Somewhere along the way, I developed an aversion to “commercial” writing. Maybe it was the “hack” label I encountered, back when I was in college, when I read Samuel Johnson’s dismissal of most of his contemporaries, or maybe just a heightened sensitivity to the low esteem given journalists, which is where I spent my work life. (By the way, I’ll still argue that some reporters are better writers than what I find in many literary circles.)
Have to admit, what I aspired to was critical recognition. Respect. Self-worth.
That’s changed somewhat, especially when I consider so much of what I’ve encountered in that critically acclaimed list over time.
Gee, when it comes to admiration, which would you rather have – adoring readers or a circle of critics and academics?
The Arctic-circle Inuits’ artistic discipline of addressing a subject only once in a lifetime also struck me. One carves just one image of a standing bear and moves on, that sort of thing.
In contrast, too much of what I saw in the book publishing world was cookie-cutter construction.
Genres help readers find the kinds of books they want to read, but they also limit the scope and tone of the writing itself. You know, it becomes generic.
In fact, one newspaper editor who had corporate connections to a big-time book imprint, confided to me that he had taken a published novel by another and essentially painted over it in creating his own first volume. His manuscript was picked up, printed and released, to commercial success leading to a string more.
Not for me.
Series often also fall into that trap. A writer keeps repeating the same work with variations. I usually want more innovation.

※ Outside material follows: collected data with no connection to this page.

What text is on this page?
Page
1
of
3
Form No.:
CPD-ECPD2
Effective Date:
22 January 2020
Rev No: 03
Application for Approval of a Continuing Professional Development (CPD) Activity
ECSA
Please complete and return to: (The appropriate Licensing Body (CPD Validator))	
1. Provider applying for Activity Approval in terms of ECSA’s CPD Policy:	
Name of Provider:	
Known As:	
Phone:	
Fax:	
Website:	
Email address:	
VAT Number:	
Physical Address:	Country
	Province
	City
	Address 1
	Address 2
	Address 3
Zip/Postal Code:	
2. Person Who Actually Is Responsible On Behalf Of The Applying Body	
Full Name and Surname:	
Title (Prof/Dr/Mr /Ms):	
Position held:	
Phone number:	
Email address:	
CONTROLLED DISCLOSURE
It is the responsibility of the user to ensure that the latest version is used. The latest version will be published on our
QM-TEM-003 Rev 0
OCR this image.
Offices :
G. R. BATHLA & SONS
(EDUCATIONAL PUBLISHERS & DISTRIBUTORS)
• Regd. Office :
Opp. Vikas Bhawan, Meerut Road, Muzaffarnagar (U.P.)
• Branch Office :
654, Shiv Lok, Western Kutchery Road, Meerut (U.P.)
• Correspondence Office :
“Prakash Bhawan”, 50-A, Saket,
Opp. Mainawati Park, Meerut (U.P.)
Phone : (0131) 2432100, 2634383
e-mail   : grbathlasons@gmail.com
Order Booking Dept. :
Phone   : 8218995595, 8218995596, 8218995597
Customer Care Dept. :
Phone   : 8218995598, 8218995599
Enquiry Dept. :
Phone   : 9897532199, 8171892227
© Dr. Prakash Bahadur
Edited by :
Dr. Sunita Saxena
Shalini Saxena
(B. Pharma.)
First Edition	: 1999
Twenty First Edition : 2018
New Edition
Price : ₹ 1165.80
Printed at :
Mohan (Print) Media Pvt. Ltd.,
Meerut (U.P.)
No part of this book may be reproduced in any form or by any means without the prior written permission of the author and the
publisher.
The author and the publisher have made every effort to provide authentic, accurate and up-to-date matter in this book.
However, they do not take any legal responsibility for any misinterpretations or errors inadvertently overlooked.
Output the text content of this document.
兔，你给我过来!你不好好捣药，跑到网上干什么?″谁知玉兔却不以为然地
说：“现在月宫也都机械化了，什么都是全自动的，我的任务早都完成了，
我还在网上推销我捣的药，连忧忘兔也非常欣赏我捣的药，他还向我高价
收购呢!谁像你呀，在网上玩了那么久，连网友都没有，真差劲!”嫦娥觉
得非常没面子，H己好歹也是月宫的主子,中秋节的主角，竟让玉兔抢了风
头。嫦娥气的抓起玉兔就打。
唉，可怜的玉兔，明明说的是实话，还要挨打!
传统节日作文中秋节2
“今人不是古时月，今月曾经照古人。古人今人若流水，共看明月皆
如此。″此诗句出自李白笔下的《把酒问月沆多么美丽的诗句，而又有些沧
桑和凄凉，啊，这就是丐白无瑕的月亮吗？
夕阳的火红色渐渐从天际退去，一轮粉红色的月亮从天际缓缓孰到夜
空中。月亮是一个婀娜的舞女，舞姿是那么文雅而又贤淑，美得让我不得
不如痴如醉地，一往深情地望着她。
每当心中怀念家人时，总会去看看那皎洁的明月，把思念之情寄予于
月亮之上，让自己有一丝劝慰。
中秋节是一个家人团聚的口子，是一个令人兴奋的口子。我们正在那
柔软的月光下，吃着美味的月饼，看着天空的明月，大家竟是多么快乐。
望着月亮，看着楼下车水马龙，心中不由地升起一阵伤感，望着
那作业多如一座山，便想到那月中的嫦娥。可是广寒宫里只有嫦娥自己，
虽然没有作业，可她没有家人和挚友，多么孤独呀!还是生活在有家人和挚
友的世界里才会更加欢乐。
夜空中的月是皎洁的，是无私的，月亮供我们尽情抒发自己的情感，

And yet there are exceptions.
Think of Tony Hillerman, taking the cliché of two cops but on a Navajo reservation, and then his entertaining and informative run of 18 books in his tribal police series. Well, he was a newspaper reporter before that. As I was saying?
Could it be that Joe Leaphorn and Jim Chee grow as the series progresses? Or that each book is essentially an ongoing news report, albeit fictional?
I wonder, too, about writers who develop an identity, formula, or format that leads to a series of similar volumes, the way Carl Hiaasen has – speaking of great journalists? Or, for that matter, his colleague Edna Buchanan.
After my initial dismissal of series and genre, I did discover how liberating writing “in series” could be when it came to poetry. My Blue Rock collection at Smashwords is one example. I’ve also seen that the classification, “literary fiction,” where my novels have largely fallen, is also a kiss of death in the bookselling world.
Call me older but wiser.
One kind of series may need its own tag – the big book that won’t fit into one volume. Each book may be quite different in structure and emphasis than the others, even when some central characters run through them all. I think that’s where I’ve landed, for the most part.
That brings us around to the question, how do you know when a work’s done?
I really feel finished, when it comes to my fiction. I’ve said what I wanted to say regarding these issues.
OK, I wouldn’t mind knowing about the rest of Cassia’s life after What’s Left, but I don’t really feel I can go there. Not yet, at any rate.
Anyone else up for the challenge?
Don’t forget: You better be good to toads!